Original error was: cannot import name multiarray
DETAIL: In my local environment I have setup a virtualenv that includes numpy as well as a private repo I use in my project and other various libraries. I created a zip file (lib/libs.zip) from the site-packages directory at venv/lib/site-packages where 'venv' is my virtual environment. I ship this zip to the remote nodes. My shell script for performing the spark-submit looks like this:
$SPARK_HOME/bin/spark-submit \
--deploy-mode cluster \
--master yarn \
--conf spark.pyspark.virtualenv.enabled=true \
--conf spark.pyspark.virtualenv.type=native \
--conf spark.pyspark.virtualenv.requirements=${parent}/requirements.txt \
--conf spark.pyspark.virtualenv.bin.path=${parent}/venv \
--py-files "${parent}/lib/libs.zip" \
--num-executors 1 \
--executor-cores 2 \
--executor-memory 2G \
--driver-memory 2G \
$parent/src/features/pi.py
I also know that on the remote nodes there is a /usr/local/bin/python2.7 folder that includes a python 2.7 install.
so in my conf/spark-env.sh I have set the following:
export PYSPARK_PYTHON=/usr/local/bin/python2.7
export PYSPARK_DRIVER_PYTHON=/usr/local/bin/python2.7
When I run the script I get the error above. If I screen print the installed_distributions I get a zero length list []. Also my private library imports correctly (which says to me it is actually accessing my libs.zip site-packages.). My pi.py file looks something like this:
from myprivatelibrary.bigData.spark import spark_context
spark = spark_context()
import numpy as np
spark.parallelize(range(1, 10)).map(lambda x: np.__version__).collect()
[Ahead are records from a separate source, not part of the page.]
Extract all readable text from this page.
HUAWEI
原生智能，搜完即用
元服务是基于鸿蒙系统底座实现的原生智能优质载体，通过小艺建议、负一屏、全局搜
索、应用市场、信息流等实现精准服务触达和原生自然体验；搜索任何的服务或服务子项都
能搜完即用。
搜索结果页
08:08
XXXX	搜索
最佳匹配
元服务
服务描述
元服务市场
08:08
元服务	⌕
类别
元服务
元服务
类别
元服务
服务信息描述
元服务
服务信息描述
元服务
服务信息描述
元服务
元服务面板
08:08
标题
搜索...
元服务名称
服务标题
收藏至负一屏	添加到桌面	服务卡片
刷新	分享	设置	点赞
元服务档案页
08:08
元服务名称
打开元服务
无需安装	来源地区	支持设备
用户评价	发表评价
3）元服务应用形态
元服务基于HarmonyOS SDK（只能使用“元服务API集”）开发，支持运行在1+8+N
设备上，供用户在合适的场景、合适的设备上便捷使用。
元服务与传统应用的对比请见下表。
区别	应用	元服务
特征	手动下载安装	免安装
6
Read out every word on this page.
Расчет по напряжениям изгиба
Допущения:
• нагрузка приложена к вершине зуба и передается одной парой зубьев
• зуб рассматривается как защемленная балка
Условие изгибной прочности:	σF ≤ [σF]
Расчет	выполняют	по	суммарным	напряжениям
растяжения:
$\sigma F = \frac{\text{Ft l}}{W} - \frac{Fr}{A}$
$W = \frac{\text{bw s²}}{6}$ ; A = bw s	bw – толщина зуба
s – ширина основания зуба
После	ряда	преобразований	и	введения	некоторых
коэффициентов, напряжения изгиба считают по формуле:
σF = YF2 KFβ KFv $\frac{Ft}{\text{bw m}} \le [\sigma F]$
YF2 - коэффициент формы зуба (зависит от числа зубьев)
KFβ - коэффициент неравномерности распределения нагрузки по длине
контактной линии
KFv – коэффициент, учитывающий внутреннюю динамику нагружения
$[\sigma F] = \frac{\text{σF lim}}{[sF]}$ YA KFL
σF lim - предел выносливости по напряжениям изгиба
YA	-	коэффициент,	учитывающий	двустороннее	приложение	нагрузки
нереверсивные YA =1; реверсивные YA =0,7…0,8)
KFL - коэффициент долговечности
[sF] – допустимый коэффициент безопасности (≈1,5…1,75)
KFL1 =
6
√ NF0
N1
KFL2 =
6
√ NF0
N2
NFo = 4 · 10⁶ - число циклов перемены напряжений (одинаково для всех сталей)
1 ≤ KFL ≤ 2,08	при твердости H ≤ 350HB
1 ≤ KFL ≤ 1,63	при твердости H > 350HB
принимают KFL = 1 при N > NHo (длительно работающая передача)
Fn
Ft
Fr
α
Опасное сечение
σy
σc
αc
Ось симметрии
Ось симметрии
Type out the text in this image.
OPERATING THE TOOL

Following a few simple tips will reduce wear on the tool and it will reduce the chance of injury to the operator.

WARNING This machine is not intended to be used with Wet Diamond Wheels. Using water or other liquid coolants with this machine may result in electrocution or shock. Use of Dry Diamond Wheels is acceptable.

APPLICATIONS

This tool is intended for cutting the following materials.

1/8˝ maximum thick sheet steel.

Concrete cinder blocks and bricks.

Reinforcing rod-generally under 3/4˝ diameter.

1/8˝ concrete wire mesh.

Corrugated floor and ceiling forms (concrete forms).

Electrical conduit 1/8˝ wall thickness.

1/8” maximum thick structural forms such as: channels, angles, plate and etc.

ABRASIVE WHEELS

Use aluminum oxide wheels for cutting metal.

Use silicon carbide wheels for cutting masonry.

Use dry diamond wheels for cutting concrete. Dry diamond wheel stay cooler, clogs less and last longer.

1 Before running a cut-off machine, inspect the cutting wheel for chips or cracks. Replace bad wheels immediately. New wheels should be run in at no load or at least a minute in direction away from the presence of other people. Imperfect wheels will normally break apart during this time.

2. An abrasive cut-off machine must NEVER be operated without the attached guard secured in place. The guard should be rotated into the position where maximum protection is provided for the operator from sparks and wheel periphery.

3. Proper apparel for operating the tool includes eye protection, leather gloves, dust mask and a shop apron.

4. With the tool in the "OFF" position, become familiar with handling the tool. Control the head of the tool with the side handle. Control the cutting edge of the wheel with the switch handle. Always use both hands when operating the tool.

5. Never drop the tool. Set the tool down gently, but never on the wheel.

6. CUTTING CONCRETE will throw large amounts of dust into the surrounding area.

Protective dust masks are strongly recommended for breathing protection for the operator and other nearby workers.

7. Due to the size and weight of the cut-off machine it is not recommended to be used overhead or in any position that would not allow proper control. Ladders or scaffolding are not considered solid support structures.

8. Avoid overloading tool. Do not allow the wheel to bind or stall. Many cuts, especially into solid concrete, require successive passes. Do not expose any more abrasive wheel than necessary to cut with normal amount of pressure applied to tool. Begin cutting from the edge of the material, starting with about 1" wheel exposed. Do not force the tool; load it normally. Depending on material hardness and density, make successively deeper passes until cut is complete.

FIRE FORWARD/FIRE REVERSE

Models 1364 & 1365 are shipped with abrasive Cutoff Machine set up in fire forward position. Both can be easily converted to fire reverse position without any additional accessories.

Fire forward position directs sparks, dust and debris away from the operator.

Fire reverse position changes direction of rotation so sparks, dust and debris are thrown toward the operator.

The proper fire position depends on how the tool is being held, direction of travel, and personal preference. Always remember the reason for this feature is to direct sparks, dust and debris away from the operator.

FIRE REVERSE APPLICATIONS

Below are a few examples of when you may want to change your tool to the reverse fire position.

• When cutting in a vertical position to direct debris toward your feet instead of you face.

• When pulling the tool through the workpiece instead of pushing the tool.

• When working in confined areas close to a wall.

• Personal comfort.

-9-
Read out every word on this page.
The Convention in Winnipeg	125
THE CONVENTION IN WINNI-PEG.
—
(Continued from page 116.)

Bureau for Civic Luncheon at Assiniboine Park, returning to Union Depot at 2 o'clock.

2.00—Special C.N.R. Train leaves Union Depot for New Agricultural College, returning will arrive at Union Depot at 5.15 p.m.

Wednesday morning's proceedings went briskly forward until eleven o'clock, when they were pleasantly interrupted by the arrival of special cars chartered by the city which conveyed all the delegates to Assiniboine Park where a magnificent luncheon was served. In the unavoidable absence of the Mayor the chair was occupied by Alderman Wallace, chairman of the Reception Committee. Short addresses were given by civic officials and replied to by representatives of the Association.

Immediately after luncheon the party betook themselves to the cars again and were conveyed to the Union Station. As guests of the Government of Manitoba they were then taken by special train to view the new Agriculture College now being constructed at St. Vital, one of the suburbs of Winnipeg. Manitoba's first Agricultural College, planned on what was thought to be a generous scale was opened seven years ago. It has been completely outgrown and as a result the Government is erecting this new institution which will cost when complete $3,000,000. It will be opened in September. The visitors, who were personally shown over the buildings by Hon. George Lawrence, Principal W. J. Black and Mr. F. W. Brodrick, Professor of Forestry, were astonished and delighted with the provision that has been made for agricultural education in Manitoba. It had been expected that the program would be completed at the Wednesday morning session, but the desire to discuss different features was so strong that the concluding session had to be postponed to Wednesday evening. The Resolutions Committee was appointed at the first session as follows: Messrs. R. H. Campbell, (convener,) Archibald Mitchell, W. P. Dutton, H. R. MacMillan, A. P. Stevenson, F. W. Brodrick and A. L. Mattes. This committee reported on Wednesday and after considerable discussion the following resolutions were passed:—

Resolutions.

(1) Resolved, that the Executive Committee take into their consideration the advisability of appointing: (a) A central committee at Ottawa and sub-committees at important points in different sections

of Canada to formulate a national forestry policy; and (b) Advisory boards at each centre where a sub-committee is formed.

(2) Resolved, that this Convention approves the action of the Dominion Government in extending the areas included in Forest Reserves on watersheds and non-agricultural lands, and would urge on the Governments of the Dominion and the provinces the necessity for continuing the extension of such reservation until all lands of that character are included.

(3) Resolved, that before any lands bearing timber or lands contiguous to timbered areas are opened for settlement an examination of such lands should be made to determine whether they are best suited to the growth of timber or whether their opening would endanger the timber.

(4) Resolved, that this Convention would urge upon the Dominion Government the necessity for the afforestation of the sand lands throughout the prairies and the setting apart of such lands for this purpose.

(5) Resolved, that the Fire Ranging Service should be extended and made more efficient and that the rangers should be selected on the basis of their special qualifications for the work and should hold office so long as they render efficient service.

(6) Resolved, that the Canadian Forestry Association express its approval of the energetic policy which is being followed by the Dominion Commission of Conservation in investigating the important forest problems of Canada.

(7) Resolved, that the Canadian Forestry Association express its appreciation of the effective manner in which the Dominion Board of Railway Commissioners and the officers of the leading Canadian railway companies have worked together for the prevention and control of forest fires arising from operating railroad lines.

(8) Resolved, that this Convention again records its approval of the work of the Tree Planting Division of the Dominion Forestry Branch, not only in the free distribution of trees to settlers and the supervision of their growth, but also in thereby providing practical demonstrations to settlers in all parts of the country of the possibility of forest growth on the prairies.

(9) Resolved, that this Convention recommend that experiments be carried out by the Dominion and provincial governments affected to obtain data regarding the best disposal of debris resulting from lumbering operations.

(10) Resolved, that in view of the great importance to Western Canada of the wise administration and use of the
EXPECTATION/MY THOUGHTS: I expect this to import numpy correctly especially since I know numpy works correctly in my local virtualenv. I suspect this is because I'm not actually using the version of python that is installed in my virtualenv on the remote node. My question is first, how do I fix this and second how do I use my virtualenv installed python on the remote nodes instead of the python that is just manually installed and currently sitting on those machines? I've seen some write-ups on this but frankly they are not well written.